Yes, Attackers Are Using AI, But So Can We

As artificial intelligence continues to reshape our tools, workflows, and defenses, we also have to acknowledge one important truth:

The bad actors are using it too.

But this isn’t a reason to panic it’s a reason to get smart, stay proactive, and lead with clarity.

We’re entering a new phase in cybersecurity where the attack surface is expanding, and attackers are moving faster and more convincingly thanks, in part, to generative AI.

Here’s what we’re seeing:

1. Smarter Phishing Campaigns

What used to be easy to spot poor grammar, odd phrasing is now nearly flawless.
Attackers are using AI to craft hyper-personalized phishing emails, mimic writing styles, and tailor messages to roles, departments, and even specific personalities.

These aren’t your typical mass-email scams.
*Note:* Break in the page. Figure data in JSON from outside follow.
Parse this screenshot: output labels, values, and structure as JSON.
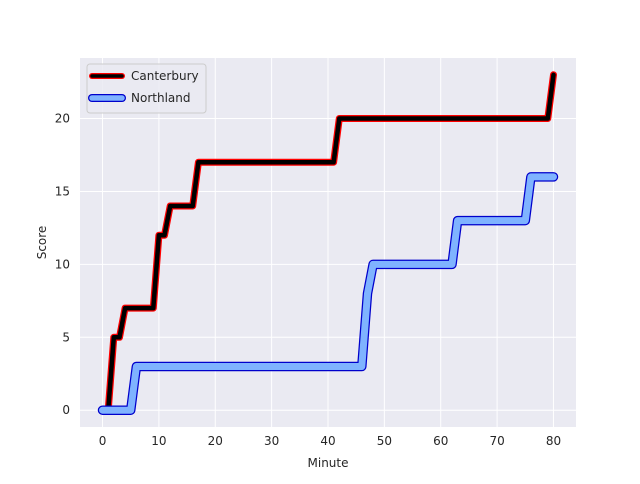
{
  "chart_data": {
    "type": "line",
    "title": "",
    "xlabel": "Minute",
    "ylabel": "Score",
    "xlim": [
      -4,
      84
    ],
    "ylim": [
      -1.15,
      24.15
    ],
    "xticks": [
      0,
      10,
      20,
      30,
      40,
      50,
      60,
      70,
      80
    ],
    "yticks": [
      0,
      5,
      10,
      15,
      20
    ],
    "grid": true,
    "legend_position": "upper-left",
    "background": "#eaeaf2",
    "series": [
      {
        "name": "Canterbury",
        "color": "#000000",
        "edge_color": "#ff0000",
        "style": "thick",
        "x": [
          1,
          2,
          3,
          4,
          9,
          10,
          11,
          12,
          13,
          16,
          17,
          41,
          42,
          79,
          80
        ],
        "y": [
          0,
          5,
          5,
          7,
          7,
          12,
          12,
          14,
          14,
          14,
          17,
          17,
          20,
          20,
          23
        ]
      },
      {
        "name": "Northland",
        "color": "#7fb3ff",
        "edge_color": "#0000cc",
        "style": "outlined",
        "x": [
          0,
          5,
          6,
          46,
          47,
          48,
          62,
          63,
          75,
          76,
          80
        ],
        "y": [
          0,
          0,
          3,
          3,
          8,
          10,
          10,
          13,
          13,
          16,
          16
        ]
      }
    ]
  }
}
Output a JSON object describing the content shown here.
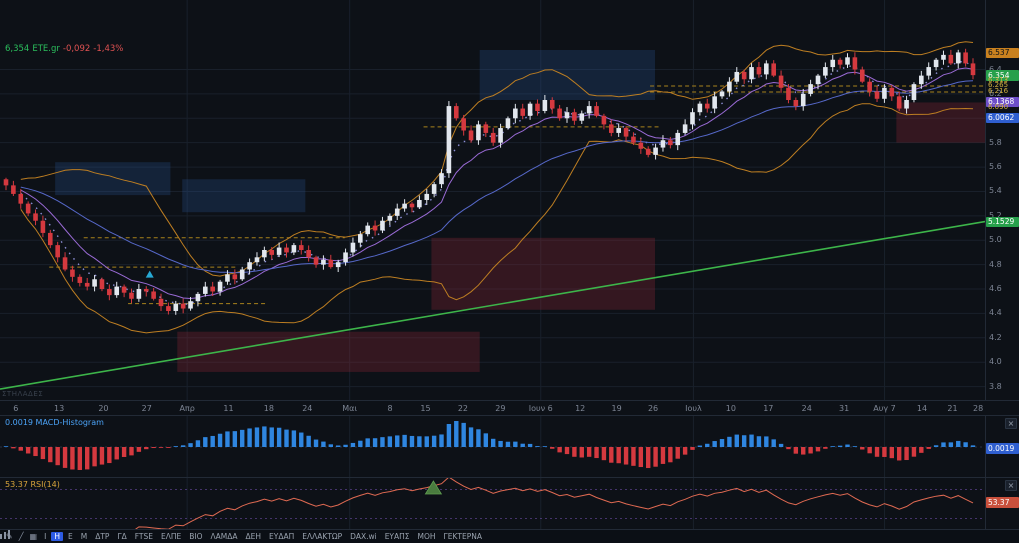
{
  "ticker": {
    "price": "6,354",
    "symbol": "ETE.gr",
    "change": "-0,092",
    "change_pct": "-1,43%"
  },
  "watermark": "ΣΤΗΛΑΔΕΣ",
  "icons": {
    "close": "×"
  },
  "theme": {
    "bg": "#0d1117",
    "panel_border": "#222a36",
    "grid": "#19202b",
    "up_candle": "#e2e7ee",
    "down_candle": "#d5393f",
    "bollinger": "#bd7e22",
    "ma_fast": "#9a6bd6",
    "ma_slow": "#5668c9",
    "ma_dots": "#8d8fd6",
    "trendline": "#3db54a",
    "zone_blue": "rgba(41,85,152,0.27)",
    "zone_red": "rgba(143,39,53,0.30)",
    "level_dash": "#a8821c",
    "macd_pos": "#2f86e0",
    "macd_neg": "#d5393f",
    "rsi_line": "#e06a52",
    "rsi_level": "rgba(126,87,194,0.5)",
    "axis_text": "#7d8594",
    "ticker_green": "#2bbf5d",
    "ticker_red": "#e05252",
    "label_blue": "#4ba3f7",
    "label_yellow": "#d9a43c",
    "marker_green": "#4a7c3f",
    "buy_marker": "#27a9d4"
  },
  "chart_data": {
    "type": "candlestick",
    "symbol": "ETE.gr",
    "price_range": {
      "top": 6.97,
      "bottom": 3.69
    },
    "axis_ticks": [
      6.4,
      6.2,
      6.0,
      5.8,
      5.6,
      5.4,
      5.2,
      5.0,
      4.8,
      4.6,
      4.4,
      4.2,
      4.0,
      3.8
    ],
    "axis_badges": [
      {
        "label": "6.537",
        "price": 6.537,
        "bg": "#c9811f",
        "fg": "#101418"
      },
      {
        "label": "6.354",
        "price": 6.354,
        "bg": "#27a04b",
        "fg": "#ffffff"
      },
      {
        "label": "6.313",
        "price": 6.313,
        "bg": "",
        "fg": "#d2b13e"
      },
      {
        "label": "6.265",
        "price": 6.265,
        "bg": "",
        "fg": "#d2b13e"
      },
      {
        "label": "6.216",
        "price": 6.216,
        "bg": "",
        "fg": "#d2b13e"
      },
      {
        "label": "6.1368",
        "price": 6.1368,
        "bg": "#6e4fc9",
        "fg": "#ffffff"
      },
      {
        "label": "6.090",
        "price": 6.09,
        "bg": "",
        "fg": "#d2b13e"
      },
      {
        "label": "6.0062",
        "price": 6.0062,
        "bg": "#2f5fd0",
        "fg": "#ffffff"
      },
      {
        "label": "5.1529",
        "price": 5.1529,
        "bg": "#27a04b",
        "fg": "#ffffff"
      }
    ],
    "time_labels": [
      {
        "t": "6",
        "p": 0.016
      },
      {
        "t": "13",
        "p": 0.06
      },
      {
        "t": "20",
        "p": 0.105
      },
      {
        "t": "27",
        "p": 0.149
      },
      {
        "t": "Απρ",
        "p": 0.19
      },
      {
        "t": "11",
        "p": 0.232
      },
      {
        "t": "18",
        "p": 0.273
      },
      {
        "t": "24",
        "p": 0.312
      },
      {
        "t": "Μαι",
        "p": 0.355
      },
      {
        "t": "8",
        "p": 0.396
      },
      {
        "t": "15",
        "p": 0.432
      },
      {
        "t": "22",
        "p": 0.47
      },
      {
        "t": "29",
        "p": 0.508
      },
      {
        "t": "Ιουν 6",
        "p": 0.549
      },
      {
        "t": "12",
        "p": 0.589
      },
      {
        "t": "19",
        "p": 0.626
      },
      {
        "t": "26",
        "p": 0.663
      },
      {
        "t": "Ιουλ",
        "p": 0.704
      },
      {
        "t": "10",
        "p": 0.742
      },
      {
        "t": "17",
        "p": 0.78
      },
      {
        "t": "24",
        "p": 0.819
      },
      {
        "t": "31",
        "p": 0.857
      },
      {
        "t": "Αυγ 7",
        "p": 0.898
      },
      {
        "t": "14",
        "p": 0.936
      },
      {
        "t": "21",
        "p": 0.967
      },
      {
        "t": "28",
        "p": 0.993
      }
    ],
    "month_gridlines": [
      0.19,
      0.355,
      0.549,
      0.704,
      0.898
    ],
    "closes": [
      5.45,
      5.38,
      5.3,
      5.22,
      5.16,
      5.06,
      4.96,
      4.86,
      4.76,
      4.7,
      4.65,
      4.62,
      4.68,
      4.6,
      4.55,
      4.62,
      4.57,
      4.52,
      4.6,
      4.58,
      4.52,
      4.46,
      4.42,
      4.48,
      4.44,
      4.5,
      4.56,
      4.62,
      4.58,
      4.66,
      4.72,
      4.68,
      4.76,
      4.82,
      4.86,
      4.92,
      4.88,
      4.94,
      4.9,
      4.96,
      4.92,
      4.86,
      4.8,
      4.84,
      4.78,
      4.82,
      4.9,
      4.98,
      5.05,
      5.12,
      5.08,
      5.16,
      5.2,
      5.26,
      5.3,
      5.27,
      5.33,
      5.38,
      5.46,
      5.55,
      6.1,
      6.0,
      5.9,
      5.82,
      5.95,
      5.88,
      5.8,
      5.92,
      6.0,
      6.08,
      6.02,
      6.12,
      6.06,
      6.15,
      6.08,
      6.0,
      6.05,
      5.98,
      6.04,
      6.1,
      6.02,
      5.95,
      5.88,
      5.92,
      5.85,
      5.8,
      5.75,
      5.7,
      5.76,
      5.82,
      5.78,
      5.88,
      5.95,
      6.05,
      6.12,
      6.08,
      6.18,
      6.22,
      6.3,
      6.38,
      6.32,
      6.42,
      6.36,
      6.45,
      6.35,
      6.25,
      6.15,
      6.1,
      6.2,
      6.28,
      6.35,
      6.42,
      6.48,
      6.44,
      6.5,
      6.4,
      6.3,
      6.22,
      6.16,
      6.25,
      6.18,
      6.08,
      6.15,
      6.28,
      6.35,
      6.42,
      6.48,
      6.52,
      6.45,
      6.54,
      6.45,
      6.354
    ],
    "zones": [
      {
        "x1": 0.056,
        "x2": 0.173,
        "p_top": 5.64,
        "p_bottom": 5.37,
        "kind": "blue"
      },
      {
        "x1": 0.185,
        "x2": 0.31,
        "p_top": 5.5,
        "p_bottom": 5.23,
        "kind": "blue"
      },
      {
        "x1": 0.487,
        "x2": 0.665,
        "p_top": 6.56,
        "p_bottom": 6.15,
        "kind": "blue"
      },
      {
        "x1": 0.18,
        "x2": 0.487,
        "p_top": 4.25,
        "p_bottom": 3.92,
        "kind": "red"
      },
      {
        "x1": 0.438,
        "x2": 0.665,
        "p_top": 5.02,
        "p_bottom": 4.43,
        "kind": "red"
      },
      {
        "x1": 0.91,
        "x2": 1.0,
        "p_top": 6.13,
        "p_bottom": 5.8,
        "kind": "red"
      }
    ],
    "support_levels": [
      {
        "x1": 0.66,
        "x2": 1.0,
        "price": 6.265
      },
      {
        "x1": 0.66,
        "x2": 1.0,
        "price": 6.216
      },
      {
        "x1": 0.43,
        "x2": 0.67,
        "price": 5.93
      },
      {
        "x1": 0.085,
        "x2": 0.35,
        "price": 5.02
      },
      {
        "x1": 0.05,
        "x2": 0.24,
        "price": 4.78
      },
      {
        "x1": 0.13,
        "x2": 0.27,
        "price": 4.48
      }
    ],
    "trendline": {
      "x1": 0.0,
      "price1": 3.78,
      "x2": 1.0,
      "price2": 5.153
    },
    "buy_marker": {
      "x": 0.152,
      "price": 4.71
    },
    "macd": {
      "value": "0.0019",
      "name": "MACD-Histogram",
      "badge_bg": "#2f5fd0"
    },
    "rsi": {
      "value": "53.37",
      "name": "RSI(14)",
      "period": 14,
      "badge_bg": "#c9503c",
      "levels": [
        70,
        30
      ],
      "signal_marker_x": 0.44
    }
  },
  "toolbar": {
    "draw_icons": [
      {
        "name": "pencil-icon",
        "glyph": "✎"
      },
      {
        "name": "trendline-icon",
        "glyph": "╱"
      },
      {
        "name": "grid-icon",
        "glyph": "▦"
      }
    ],
    "tabs": [
      {
        "label": "Ι",
        "active": false
      },
      {
        "label": "Η",
        "active": true
      },
      {
        "label": "Ε",
        "active": false
      },
      {
        "label": "Μ",
        "active": false
      },
      {
        "label": "ΔΤΡ",
        "active": false
      },
      {
        "label": "ΓΔ",
        "active": false
      },
      {
        "label": "FTSE",
        "active": false
      },
      {
        "label": "ΕΛΠΕ",
        "active": false
      },
      {
        "label": "ΒΙΟ",
        "active": false
      },
      {
        "label": "ΛΑΜΔΑ",
        "active": false
      },
      {
        "label": "ΔΕΗ",
        "active": false
      },
      {
        "label": "ΕΥΔΑΠ",
        "active": false
      },
      {
        "label": "ΕΛΛΑΚΤΩΡ",
        "active": false
      },
      {
        "label": "DAX.wi",
        "active": false
      },
      {
        "label": "ΕΥΑΠΣ",
        "active": false
      },
      {
        "label": "ΜΟΗ",
        "active": false
      },
      {
        "label": "ΓΕΚΤΕΡΝΑ",
        "active": false
      }
    ]
  }
}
They’re strategic, contextual, and increasingly hard to detect.

2. Deepfakes and Synthetic Voice Attacks

We're already seeing AI-generated videos and voice clones used to impersonate executives, trick employees, and even simulate emergency calls.

Think about it: a deepfake video or audio message from your CEO asking finance to "urgently wire funds"?
That’s no longer science fiction it's a growing reality.

3. Faster, Automated Exploits

AI can analyze code for vulnerabilities, automate exploit development, and run social engineering campaigns at scale.
It’s allowing threat actors to test, iterate, and attack with speed we haven’t seen before.

But here’s the good news: We’re not powerless.

If AI is a new tool in the attacker’s arsenal, it’s also a powerful force in ours.

Mid-market companies, even those without large SOCs, can:

  • Leverage AI-powered email and endpoint protection to spot patterns and anomalies before humans do.

  • Use AI for user behavior analytics, detecting subtle signs of compromise across accounts.

  • Train teams to recognize AI-driven phishing with updated simulations and role-based awareness.

  • Implement layered defenses, knowing that one tool or alert isn’t enough in a world of hyper-realistic deception.

Most importantly: we lead with intention, not fear.

We don't need to match attackers' tool-for-tool.
We need to stay informed, stay adaptive, and design systems that evolve as fast as the threat landscape does.

AI changes the game for everyone. The challenge isn’t that attackers are using it.
The opportunity is that so can we, and often with more discipline, vision, and values.

Let’s build the future of cybersecurity from a place of capability, not crisis.